On 8 April 2025 ESMA published for consultation the second of its draft regulatory technical standards (RTS) supplementing EMIR 3.0. These draft RTS set out the proposed new clearing thresholds applicable to financial counterparties (FCs) and non-financial counterparties (NFCs).
The current clearing obligation under EMIR requires both FCs and NFCs to clear in-scope transactions if their notional amount of the aggregate of cleared and uncleared OTC transactions in the relevant class of derivative contract exceeds the relevant clearing thresholds. EMIR 3.0 will continue to apply aggregate cleared and uncleared thresholds to FCs but will remove them for NFCs. It will also introduce a completely new set of thresholds to be measured against counterparties' uncleared transactions and these new uncleared thresholds will apply both to FCs and NFCs.
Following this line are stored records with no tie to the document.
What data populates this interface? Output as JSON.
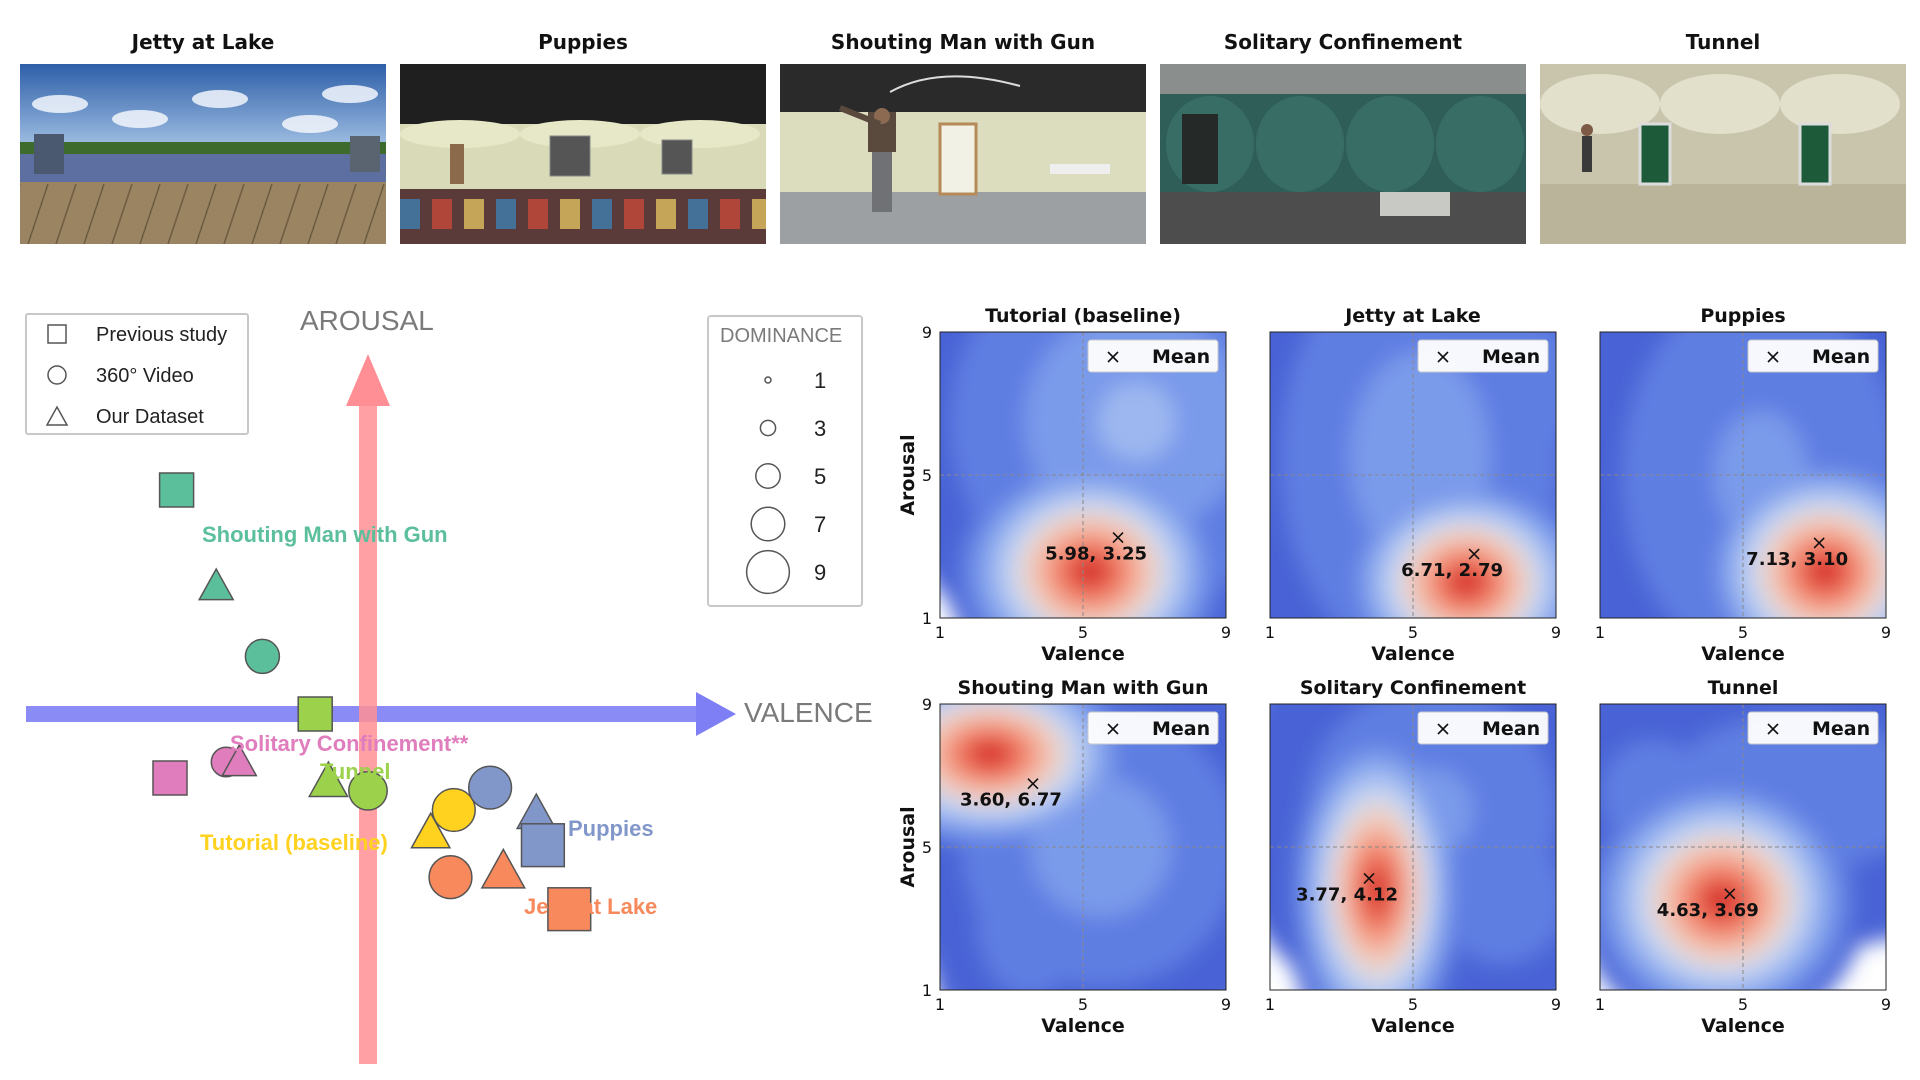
{
  "thumbnails": [
    {
      "title": "Jetty at Lake",
      "scene": "lake"
    },
    {
      "title": "Puppies",
      "scene": "room"
    },
    {
      "title": "Shouting Man with Gun",
      "scene": "gun"
    },
    {
      "title": "Solitary Confinement",
      "scene": "cell"
    },
    {
      "title": "Tunnel",
      "scene": "tunnel"
    }
  ],
  "chart_data": [
    {
      "type": "scatter",
      "x_axis_label": "VALENCE",
      "y_axis_label": "AROUSAL",
      "legend": [
        {
          "marker": "square",
          "label": "Previous study"
        },
        {
          "marker": "circle",
          "label": "360° Video"
        },
        {
          "marker": "triangle",
          "label": "Our Dataset"
        }
      ],
      "dominance_legend": {
        "title": "DOMINANCE",
        "values": [
          1,
          3,
          5,
          7,
          9
        ]
      },
      "scenes": [
        {
          "label": "Shouting Man with Gun",
          "color": "#5bbf9c",
          "points": [
            {
              "marker": "square",
              "valence": -5.8,
              "arousal": 7.0,
              "dominance": 5
            },
            {
              "marker": "triangle",
              "valence": -4.6,
              "arousal": 4.0,
              "dominance": 5
            },
            {
              "marker": "circle",
              "valence": -3.2,
              "arousal": 1.8,
              "dominance": 5
            }
          ]
        },
        {
          "label": "Solitary Confinement**",
          "color": "#e07dbd",
          "points": [
            {
              "marker": "square",
              "valence": -6.0,
              "arousal": -2.0,
              "dominance": 5
            },
            {
              "marker": "circle",
              "valence": -4.3,
              "arousal": -1.5,
              "dominance": 4
            },
            {
              "marker": "triangle",
              "valence": -3.9,
              "arousal": -1.5,
              "dominance": 5
            }
          ]
        },
        {
          "label": "Tunnel",
          "color": "#9cd14c",
          "points": [
            {
              "marker": "square",
              "valence": -1.6,
              "arousal": 0.0,
              "dominance": 5
            },
            {
              "marker": "triangle",
              "valence": -1.2,
              "arousal": -2.1,
              "dominance": 6
            },
            {
              "marker": "circle",
              "valence": 0.0,
              "arousal": -2.4,
              "dominance": 6
            }
          ]
        },
        {
          "label": "Tutorial (baseline)",
          "color": "#ffd21f",
          "points": [
            {
              "marker": "circle",
              "valence": 2.6,
              "arousal": -3.0,
              "dominance": 7
            },
            {
              "marker": "triangle",
              "valence": 1.9,
              "arousal": -3.7,
              "dominance": 6
            }
          ]
        },
        {
          "label": "Puppies",
          "color": "#8297c9",
          "points": [
            {
              "marker": "circle",
              "valence": 3.7,
              "arousal": -2.3,
              "dominance": 7
            },
            {
              "marker": "triangle",
              "valence": 5.1,
              "arousal": -3.1,
              "dominance": 6
            },
            {
              "marker": "square",
              "valence": 5.3,
              "arousal": -4.1,
              "dominance": 7
            }
          ]
        },
        {
          "label": "Jetty at Lake",
          "color": "#f7895c",
          "points": [
            {
              "marker": "circle",
              "valence": 2.5,
              "arousal": -5.1,
              "dominance": 7
            },
            {
              "marker": "triangle",
              "valence": 4.1,
              "arousal": -4.9,
              "dominance": 7
            },
            {
              "marker": "square",
              "valence": 6.1,
              "arousal": -6.1,
              "dominance": 7
            }
          ]
        }
      ]
    },
    {
      "type": "contour",
      "xlabel": "Valence",
      "ylabel": "Arousal",
      "xlim": [
        1,
        9
      ],
      "ylim": [
        1,
        9
      ],
      "xticks": [
        1,
        5,
        9
      ],
      "yticks": [
        1,
        5,
        9
      ],
      "legend_label": "Mean",
      "panels": [
        {
          "title": "Tutorial (baseline)",
          "mean": [
            5.98,
            3.25
          ],
          "label": "5.98, 3.25",
          "blobs": [
            [
              5.2,
              2.3,
              1.4,
              1.2,
              1.0
            ],
            [
              6.5,
              6.5,
              2.5,
              2.5,
              0.35
            ],
            [
              4.5,
              4.5,
              1.5,
              1.5,
              0.25
            ]
          ]
        },
        {
          "title": "Jetty at Lake",
          "mean": [
            6.71,
            2.79
          ],
          "label": "6.71, 2.79",
          "blobs": [
            [
              6.5,
              2.0,
              1.3,
              1.1,
              1.0
            ],
            [
              5.2,
              5.5,
              2.0,
              3.0,
              0.3
            ],
            [
              7.5,
              7.5,
              1.5,
              1.5,
              0.2
            ]
          ]
        },
        {
          "title": "Puppies",
          "mean": [
            7.13,
            3.1
          ],
          "label": "7.13, 3.10",
          "blobs": [
            [
              7.3,
              2.3,
              1.3,
              1.2,
              1.0
            ],
            [
              5.5,
              5.0,
              2.2,
              3.0,
              0.25
            ],
            [
              3.0,
              6.0,
              1.0,
              1.0,
              0.12
            ]
          ]
        },
        {
          "title": "Shouting Man with Gun",
          "mean": [
            3.6,
            6.77
          ],
          "label": "3.60, 6.77",
          "blobs": [
            [
              2.4,
              7.6,
              1.5,
              1.0,
              1.0
            ],
            [
              5.5,
              5.0,
              2.0,
              2.0,
              0.3
            ],
            [
              3.5,
              3.0,
              1.0,
              1.5,
              0.2
            ]
          ]
        },
        {
          "title": "Solitary Confinement",
          "mean": [
            3.77,
            4.12
          ],
          "label": "3.77, 4.12",
          "blobs": [
            [
              4.0,
              3.8,
              0.9,
              1.7,
              1.0
            ],
            [
              5.5,
              6.0,
              2.0,
              2.0,
              0.25
            ],
            [
              7.5,
              3.5,
              1.2,
              1.2,
              0.2
            ]
          ]
        },
        {
          "title": "Tunnel",
          "mean": [
            4.63,
            3.69
          ],
          "label": "4.63, 3.69",
          "blobs": [
            [
              4.4,
              3.5,
              1.4,
              1.3,
              1.0
            ],
            [
              6.5,
              6.5,
              2.5,
              1.5,
              0.2
            ],
            [
              2.5,
              6.5,
              1.5,
              1.5,
              0.15
            ]
          ]
        }
      ]
    }
  ]
}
The proposed new clearing threshold sets
For both FCs and NFCs, a notional amount of uncleared transactions of:
- 1.8 billion EUR for interest rate derivatives; or
- 0.7 billion EUR for credit derivatives; or
- 0.7 billion EUR for equity derivatives; or
- 3 billion EUR for FX derivatives; or
- 3 billion EUR for commodity and emission allowance derivatives
For FCs only, an aggregate notional amount of cleared and uncleared transactions of:
- 3 billion EUR for interest rate derivatives (i.e. no change); or
- 1 billion EUR for credit derivatives (i.e. no change)
NB aggregate thresholds for equity derivatives, FX, and commodity and emission allowance derivatives are not applicable because they are not currently subject to the clearing obligation.